In yesterday’s post, I described a review strategy I used this June. Part of the strategy was a think-pair-share activity, although I didn’t use that label at the time. While planning, I listed the main topics on the final exam and I came up with 10 big ones. Over the course of two weeks, the students encountered a different topic each day for the Do Now (all review). I asked an open-ended question for the Think-Pair-Share/Do Now Activity. During the discussion, I recorded their responses on chart paper to capture their ideas on a student-genterated anchor chart. These remained posted in the classroom for the students to refer to during other review activities. There are a few examples below.
I dedicate the last 3 weeks or so to a culminating project so I’ve tried to find a (good) way to fold in review during this time without losing too much momentum on the project. I really liked my most recent attempt in which I used a series of Do Now’s and Homework’s to tie together the review topics. I’ll explain the process by referring to the example below, which addressed Supplementary Angles and Isosceles Triangles.
I structured each Do Now to contain 4 components including individual think time, sharing in pairs and a whole class discussion. (This did take longer than my normal allotment for Do Now’s, but it was worth it to me.)
First, the students would individually recall facts from the Previous Topic (e.g. Supplementary Angles), which we had reviewed in both the Do Now and Homework yesterday. Once they wrote these facts they could crosscheck it with the previous Do Now if they were unsure.
Second, they would move on to Today’s Topic (e.g. Isosceles Triangles). The task was always to write down 3 statements that they know or think they know about the topic. The second part of the statement allowed them the freedom to write something down even if they weren’t 100% sure. I would challenge them to do this just by memory, but they could refer to their notebook if necessary. During this time, I would circulate and snoop like crazy to get a feel of how far they could get before opening up their notebooks. This helped me to gauge what they still remembered about the topic and if I would need to work in a mini-lesson.
Third, they would share their statements to their partner and add any new ideas that surfaced during this conversation.
Fourth, I would bring the class back together to share out. During this discussion, I recorded their ideas on chart paper.
Lastly, practice problems to accompany Today’s Topic were for homework that night. The homework problems were similar to examples in their notebook from earlier in the year. On the Do Now was a box to record the page number, which hopefully spurred them to look to their notebook as they practiced that night.
The next day we would repeat the process, starting with the previous topic (e.g. Isosceles Triangles) for step one, then add in a new topic. I continued this process for 10 days then stapled these together so they had all their work in one place.

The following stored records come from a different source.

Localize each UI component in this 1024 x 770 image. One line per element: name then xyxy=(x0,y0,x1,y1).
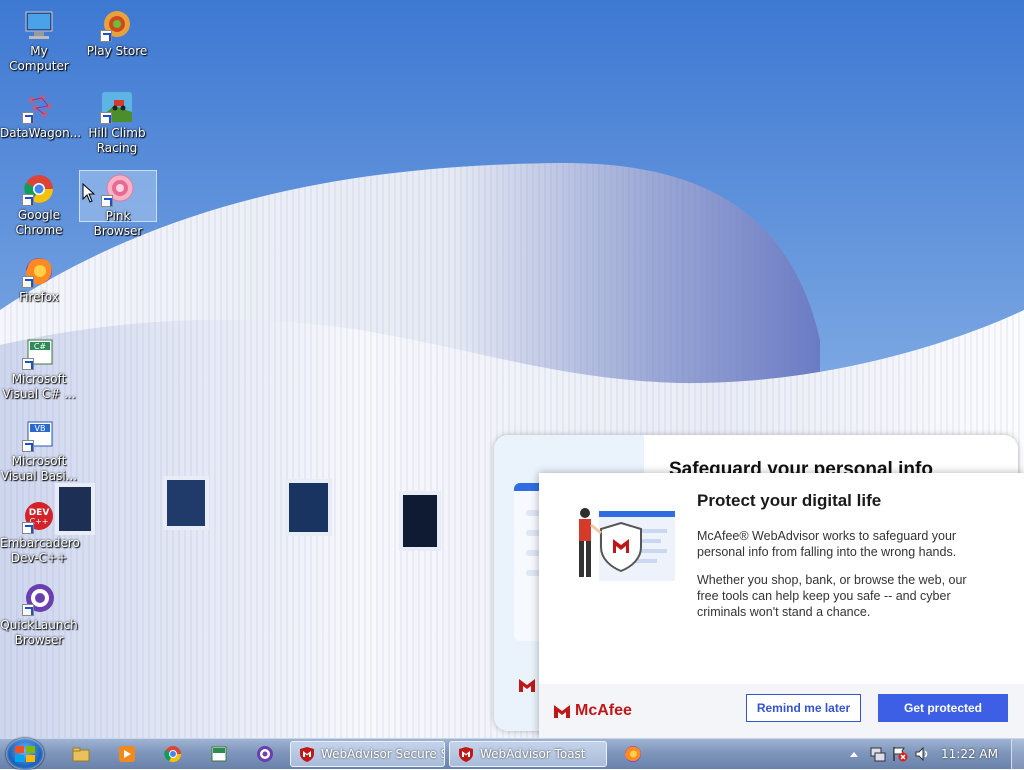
shortcut-arrow-icon xyxy=(22,604,34,616)
datawagon-icon xyxy=(22,90,56,124)
toast-paragraph: Whether you shop, bank, or browse the we… xyxy=(697,573,967,619)
desktop-icon-label: Google Chrome xyxy=(15,208,63,237)
webadvisor-toast: Protect your digital life McAfee® WebAdv… xyxy=(539,473,1024,738)
task-label: WebAdvisor Secure S... xyxy=(321,747,444,761)
start-button[interactable] xyxy=(6,738,44,770)
mcafee-logo-icon xyxy=(554,705,570,718)
visual-basic-icon: VB xyxy=(22,418,56,452)
desktop-icon-label: Microsoft Visual Basi... xyxy=(0,454,78,483)
security-shield-illustration-icon xyxy=(579,508,675,581)
shortcut-arrow-icon xyxy=(22,194,34,206)
system-tray: 11:22 AM xyxy=(844,739,1024,769)
action-center-warning-icon[interactable] xyxy=(892,746,908,762)
mcafee-shield-icon xyxy=(459,747,473,762)
dev-cpp-icon: DEV C++ xyxy=(22,500,56,534)
desktop-icon-label: Embarcadero Dev-C++ xyxy=(0,536,80,565)
media-player-icon[interactable] xyxy=(117,744,137,764)
desktop-icon-label: Firefox xyxy=(19,290,59,304)
firefox-icon xyxy=(22,254,56,288)
visual-csharp-icon: C# xyxy=(22,336,56,370)
desktop-icon-google-chrome[interactable]: Google Chrome xyxy=(0,172,78,238)
desktop-icon-hill-climb-racing[interactable]: Hill Climb Racing xyxy=(78,90,156,156)
shortcut-arrow-icon xyxy=(22,440,34,452)
windows-logo-icon xyxy=(15,746,35,762)
toast-title: Protect your digital life xyxy=(697,491,882,510)
shortcut-arrow-icon xyxy=(22,276,34,288)
play-store-icon xyxy=(100,8,134,42)
desktop-icon-datawagon[interactable]: DataWagon... xyxy=(0,90,82,141)
desktop-icon-label: Pink Browser xyxy=(93,209,143,238)
desktop-icon-label: Hill Climb Racing xyxy=(88,126,146,155)
svg-text:VB: VB xyxy=(35,424,46,433)
shortcut-arrow-icon xyxy=(100,30,112,42)
hill-climb-racing-icon xyxy=(100,90,134,124)
quicklaunch-browser-icon xyxy=(22,582,56,616)
mouse-cursor-icon xyxy=(82,183,96,203)
desktop-icon-play-store[interactable]: Play Store xyxy=(78,8,156,59)
desktop-icon-label: QuickLaunch Browser xyxy=(0,618,78,647)
get-protected-button[interactable]: Get protected xyxy=(878,694,1008,722)
desktop-icon-quicklaunch-browser[interactable]: QuickLaunch Browser xyxy=(0,582,78,648)
taskbar: WebAdvisor Secure S... WebAdvisor Toast … xyxy=(0,738,1024,770)
show-desktop-button[interactable] xyxy=(1011,739,1024,769)
desktop-icon-label: My Computer xyxy=(9,44,69,73)
taskbar-task-webadvisor-secure[interactable]: WebAdvisor Secure S... xyxy=(290,741,445,767)
pink-browser-icon xyxy=(101,173,135,207)
svg-text:C#: C# xyxy=(34,342,47,351)
desktop-icon-visual-basic[interactable]: VB Microsoft Visual Basi... xyxy=(0,418,78,484)
shortcut-arrow-icon xyxy=(22,522,34,534)
shortcut-arrow-icon xyxy=(22,112,34,124)
desktop-icon-label: DataWagon... xyxy=(0,126,82,140)
network-icon[interactable] xyxy=(870,746,886,762)
explorer-folder-icon[interactable] xyxy=(71,744,91,764)
desktop-icon-firefox[interactable]: Firefox xyxy=(0,254,78,305)
desktop-icon-label: Microsoft Visual C# ... xyxy=(2,372,76,401)
toast-paragraph: McAfee® WebAdvisor works to safeguard yo… xyxy=(697,529,957,559)
mcafee-shield-icon xyxy=(300,747,314,762)
chrome-icon xyxy=(22,172,56,206)
shortcut-arrow-icon xyxy=(22,358,34,370)
shortcut-arrow-icon xyxy=(101,195,113,207)
visual-csharp-taskbar-icon[interactable] xyxy=(209,744,229,764)
task-label: WebAdvisor Toast xyxy=(480,747,586,761)
mcafee-logo-icon xyxy=(518,677,536,697)
quicklaunch-taskbar-icon[interactable] xyxy=(255,744,275,764)
shortcut-arrow-icon xyxy=(100,112,112,124)
computer-icon xyxy=(22,8,56,42)
desktop-icon-my-computer[interactable]: My Computer xyxy=(0,8,78,74)
desktop-icon-dev-cpp[interactable]: DEV C++ Embarcadero Dev-C++ xyxy=(0,500,80,566)
chrome-taskbar-icon[interactable] xyxy=(163,744,183,764)
mcafee-brand: McAfee xyxy=(553,702,632,720)
desktop-icon-label: Play Store xyxy=(86,44,148,58)
toast-footer: McAfee Remind me later Get protected xyxy=(539,684,1024,738)
taskbar-task-webadvisor-toast[interactable]: WebAdvisor Toast xyxy=(449,741,607,767)
remind-me-later-button[interactable]: Remind me later xyxy=(746,694,861,722)
brand-name: McAfee xyxy=(575,702,632,719)
show-hidden-icons-icon[interactable] xyxy=(849,750,859,758)
taskbar-clock[interactable]: 11:22 AM xyxy=(941,747,998,761)
volume-icon[interactable] xyxy=(914,746,930,762)
desktop-icon-visual-csharp[interactable]: C# Microsoft Visual C# ... xyxy=(0,336,78,402)
firefox-taskbar-icon[interactable] xyxy=(623,744,643,764)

There were a couple things I really loved about this review set up. Through the discussion, we created a student-generated anchor chart for every topic on the exam. I kept these anchor charts posted in the classroom until the day before the exam. As we worked through the topics and we taped poster after poster to the walls, the students began to realize how much they learned that year. =) It also helped them determine the topics they needed to study the most. I loved that every day’s lesson had a few key elements worked in already – individual recall, sharing with a partner and a collaborative discussion to review for the exam.I normally would have focused only on big ideas and wouldn’t have added the examples to an anchor chart. Yet the discussion led to a request for an example, so this may not be but it did the trick.
*How do you review at the end of the year? If anyone else ends the year with a project, how do you work in a review?